The intensity of competition in an industry determines the degree to which investment inflows drive returns to the free market level, hence the ability of firms in the industry to sustain above average returns. Intensity of competition is not a matter of luck. The underlying economic and technological characteristics of the industry determine the strength of the five basic competitive forces—threat of new entrants, bargaining power of buyers, rivalry between existing competitors, threat of substitute products and bargaining power of suppliers. These forces range from intense in industries like tires, paper and steel, where no firm earns spectacular returns, to mild in industries such as oil field equipment and services, cosmetics and toiletries, where high returns are common.

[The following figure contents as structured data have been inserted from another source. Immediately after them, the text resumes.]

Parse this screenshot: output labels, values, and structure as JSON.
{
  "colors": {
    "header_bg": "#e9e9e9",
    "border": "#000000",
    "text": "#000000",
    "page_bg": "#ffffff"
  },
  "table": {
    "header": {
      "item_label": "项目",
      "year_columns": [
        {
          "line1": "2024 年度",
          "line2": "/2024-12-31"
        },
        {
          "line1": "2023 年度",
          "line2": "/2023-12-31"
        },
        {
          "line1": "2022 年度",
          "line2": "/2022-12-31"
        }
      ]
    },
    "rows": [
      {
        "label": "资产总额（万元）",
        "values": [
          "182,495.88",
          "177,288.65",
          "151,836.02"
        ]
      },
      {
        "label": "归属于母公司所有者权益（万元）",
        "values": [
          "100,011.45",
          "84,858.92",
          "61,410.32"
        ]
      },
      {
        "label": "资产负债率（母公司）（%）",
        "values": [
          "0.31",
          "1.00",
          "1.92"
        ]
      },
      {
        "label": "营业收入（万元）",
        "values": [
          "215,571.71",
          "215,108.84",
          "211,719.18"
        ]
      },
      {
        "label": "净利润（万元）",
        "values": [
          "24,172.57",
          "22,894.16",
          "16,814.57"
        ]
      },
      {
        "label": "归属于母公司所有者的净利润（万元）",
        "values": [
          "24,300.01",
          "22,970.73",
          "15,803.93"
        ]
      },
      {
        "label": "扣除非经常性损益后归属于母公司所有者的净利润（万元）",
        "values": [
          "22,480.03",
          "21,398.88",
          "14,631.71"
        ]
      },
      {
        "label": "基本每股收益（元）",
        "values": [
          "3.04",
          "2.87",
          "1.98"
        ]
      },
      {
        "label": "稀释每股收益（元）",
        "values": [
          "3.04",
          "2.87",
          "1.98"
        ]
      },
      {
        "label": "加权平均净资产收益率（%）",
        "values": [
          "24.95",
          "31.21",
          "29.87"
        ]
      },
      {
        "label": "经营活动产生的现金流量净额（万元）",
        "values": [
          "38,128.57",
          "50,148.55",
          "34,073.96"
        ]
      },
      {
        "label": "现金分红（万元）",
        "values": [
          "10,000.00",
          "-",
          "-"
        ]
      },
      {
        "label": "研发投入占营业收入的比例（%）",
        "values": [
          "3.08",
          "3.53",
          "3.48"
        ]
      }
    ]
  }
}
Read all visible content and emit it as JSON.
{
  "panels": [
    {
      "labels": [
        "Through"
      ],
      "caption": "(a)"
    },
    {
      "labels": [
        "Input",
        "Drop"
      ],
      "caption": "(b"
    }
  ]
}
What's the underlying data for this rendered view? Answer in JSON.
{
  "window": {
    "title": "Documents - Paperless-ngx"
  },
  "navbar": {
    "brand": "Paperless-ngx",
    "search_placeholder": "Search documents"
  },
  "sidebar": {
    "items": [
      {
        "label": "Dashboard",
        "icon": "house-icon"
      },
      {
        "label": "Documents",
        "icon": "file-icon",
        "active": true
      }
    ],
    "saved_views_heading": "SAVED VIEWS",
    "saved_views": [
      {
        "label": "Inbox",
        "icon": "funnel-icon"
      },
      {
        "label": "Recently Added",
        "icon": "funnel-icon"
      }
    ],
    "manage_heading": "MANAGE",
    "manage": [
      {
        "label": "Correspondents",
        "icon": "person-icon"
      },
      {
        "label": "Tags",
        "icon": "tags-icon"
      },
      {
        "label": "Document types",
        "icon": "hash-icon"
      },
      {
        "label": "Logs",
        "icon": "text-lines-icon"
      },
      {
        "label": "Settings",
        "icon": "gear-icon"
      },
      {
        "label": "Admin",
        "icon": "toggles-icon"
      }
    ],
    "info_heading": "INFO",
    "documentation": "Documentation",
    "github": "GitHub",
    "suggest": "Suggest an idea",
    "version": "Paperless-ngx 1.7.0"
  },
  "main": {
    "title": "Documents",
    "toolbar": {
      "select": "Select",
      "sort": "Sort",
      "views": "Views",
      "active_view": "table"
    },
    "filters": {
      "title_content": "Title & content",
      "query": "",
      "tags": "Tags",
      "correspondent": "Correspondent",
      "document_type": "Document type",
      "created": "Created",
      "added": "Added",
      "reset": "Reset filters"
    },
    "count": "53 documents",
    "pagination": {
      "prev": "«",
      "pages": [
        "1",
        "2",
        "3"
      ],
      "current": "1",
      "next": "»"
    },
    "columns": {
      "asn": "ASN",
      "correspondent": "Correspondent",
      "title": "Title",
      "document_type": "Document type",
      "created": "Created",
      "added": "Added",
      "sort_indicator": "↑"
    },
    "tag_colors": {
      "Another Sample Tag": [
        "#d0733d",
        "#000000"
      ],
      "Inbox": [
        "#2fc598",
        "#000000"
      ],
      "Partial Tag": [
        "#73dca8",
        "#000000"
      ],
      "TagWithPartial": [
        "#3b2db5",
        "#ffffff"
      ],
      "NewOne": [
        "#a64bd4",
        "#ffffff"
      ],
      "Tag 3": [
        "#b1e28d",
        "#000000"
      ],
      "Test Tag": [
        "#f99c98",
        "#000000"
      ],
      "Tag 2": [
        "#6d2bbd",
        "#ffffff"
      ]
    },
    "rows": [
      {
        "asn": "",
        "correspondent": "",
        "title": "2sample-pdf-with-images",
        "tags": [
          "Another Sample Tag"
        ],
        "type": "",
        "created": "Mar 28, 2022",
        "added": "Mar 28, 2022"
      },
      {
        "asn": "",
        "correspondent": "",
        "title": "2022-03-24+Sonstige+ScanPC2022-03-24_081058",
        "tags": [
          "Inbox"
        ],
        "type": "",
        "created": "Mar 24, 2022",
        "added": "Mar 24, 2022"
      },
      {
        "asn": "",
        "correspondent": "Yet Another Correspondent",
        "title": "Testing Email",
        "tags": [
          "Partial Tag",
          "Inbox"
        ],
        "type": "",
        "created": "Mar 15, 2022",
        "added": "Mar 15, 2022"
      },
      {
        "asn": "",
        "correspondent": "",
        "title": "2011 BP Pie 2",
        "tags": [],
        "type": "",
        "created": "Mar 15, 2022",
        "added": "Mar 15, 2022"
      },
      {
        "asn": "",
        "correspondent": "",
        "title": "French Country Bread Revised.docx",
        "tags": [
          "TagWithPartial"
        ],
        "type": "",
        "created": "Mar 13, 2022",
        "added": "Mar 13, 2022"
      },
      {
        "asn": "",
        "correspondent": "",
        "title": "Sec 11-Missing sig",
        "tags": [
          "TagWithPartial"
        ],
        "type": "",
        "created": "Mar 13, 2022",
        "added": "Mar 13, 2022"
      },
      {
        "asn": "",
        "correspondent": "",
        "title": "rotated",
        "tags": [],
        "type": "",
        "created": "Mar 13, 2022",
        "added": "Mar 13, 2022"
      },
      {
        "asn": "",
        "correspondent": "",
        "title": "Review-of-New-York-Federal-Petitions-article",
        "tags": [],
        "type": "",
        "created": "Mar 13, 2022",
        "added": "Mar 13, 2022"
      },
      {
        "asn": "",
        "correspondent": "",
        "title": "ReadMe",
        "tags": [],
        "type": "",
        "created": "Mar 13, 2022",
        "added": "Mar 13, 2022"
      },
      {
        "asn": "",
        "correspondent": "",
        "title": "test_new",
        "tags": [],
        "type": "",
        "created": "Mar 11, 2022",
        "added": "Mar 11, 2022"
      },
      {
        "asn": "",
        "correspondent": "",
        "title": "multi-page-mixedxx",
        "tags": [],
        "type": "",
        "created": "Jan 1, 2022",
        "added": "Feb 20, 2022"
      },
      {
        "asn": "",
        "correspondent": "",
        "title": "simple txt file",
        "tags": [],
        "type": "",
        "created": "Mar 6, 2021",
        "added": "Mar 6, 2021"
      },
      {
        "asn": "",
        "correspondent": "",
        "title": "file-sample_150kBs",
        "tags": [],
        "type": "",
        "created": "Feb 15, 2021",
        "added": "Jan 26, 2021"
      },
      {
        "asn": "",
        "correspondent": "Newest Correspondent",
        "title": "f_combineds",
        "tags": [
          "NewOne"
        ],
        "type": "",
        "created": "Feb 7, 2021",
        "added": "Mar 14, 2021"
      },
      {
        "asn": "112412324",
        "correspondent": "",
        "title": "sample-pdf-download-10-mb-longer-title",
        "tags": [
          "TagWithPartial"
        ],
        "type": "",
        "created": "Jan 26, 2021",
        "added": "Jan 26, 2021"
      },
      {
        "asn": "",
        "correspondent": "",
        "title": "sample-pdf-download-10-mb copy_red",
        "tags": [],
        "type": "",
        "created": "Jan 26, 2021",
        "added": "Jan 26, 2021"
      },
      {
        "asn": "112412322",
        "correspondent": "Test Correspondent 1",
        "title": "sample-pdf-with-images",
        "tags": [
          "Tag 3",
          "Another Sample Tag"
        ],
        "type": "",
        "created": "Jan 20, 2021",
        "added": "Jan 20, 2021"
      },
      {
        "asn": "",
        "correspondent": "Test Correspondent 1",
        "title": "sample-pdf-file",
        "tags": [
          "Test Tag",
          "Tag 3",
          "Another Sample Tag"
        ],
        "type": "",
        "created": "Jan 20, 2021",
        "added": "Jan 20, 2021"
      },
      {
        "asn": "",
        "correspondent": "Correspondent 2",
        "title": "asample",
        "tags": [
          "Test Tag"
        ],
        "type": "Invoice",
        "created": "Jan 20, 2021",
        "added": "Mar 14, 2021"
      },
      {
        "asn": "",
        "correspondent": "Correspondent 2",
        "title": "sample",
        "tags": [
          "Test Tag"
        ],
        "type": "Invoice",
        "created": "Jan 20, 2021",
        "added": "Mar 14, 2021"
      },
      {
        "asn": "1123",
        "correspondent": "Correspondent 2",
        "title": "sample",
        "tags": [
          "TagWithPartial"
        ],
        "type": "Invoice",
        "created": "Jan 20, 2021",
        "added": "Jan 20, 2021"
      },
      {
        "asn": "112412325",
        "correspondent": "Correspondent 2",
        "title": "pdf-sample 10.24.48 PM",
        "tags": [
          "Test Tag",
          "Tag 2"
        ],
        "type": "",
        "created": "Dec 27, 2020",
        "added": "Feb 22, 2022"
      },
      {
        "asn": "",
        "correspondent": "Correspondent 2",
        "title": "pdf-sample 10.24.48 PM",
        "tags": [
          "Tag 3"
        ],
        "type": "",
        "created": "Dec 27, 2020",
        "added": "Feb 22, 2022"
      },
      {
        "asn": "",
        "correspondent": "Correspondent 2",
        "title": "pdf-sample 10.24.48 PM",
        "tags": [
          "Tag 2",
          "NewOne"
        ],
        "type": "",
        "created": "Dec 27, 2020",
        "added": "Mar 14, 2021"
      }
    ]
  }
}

The goal of competitive strategy for a company is to find a position in its industry where these competitive forces will do it the most good or the least harm. A company may take a defensive posture, positioning itself so that its capabilities provide the best defense against the existing array of competitive forces. Alternatively, it can take an offensive approach by developing strategies designed to influence the balance of existing forces or to exploit a change in the competitive balance before rivals recognize it.
The first step in structural analysis is an assessment of the competitive environment in which the company operates—the basic competitive forces and the strength of each in shaping industry structure. The second is an assessment of the company’s own strategy—of how well it has positioned itself to prosper in this environment. Taken together, these steps are the key to forecasting a company’s earning power.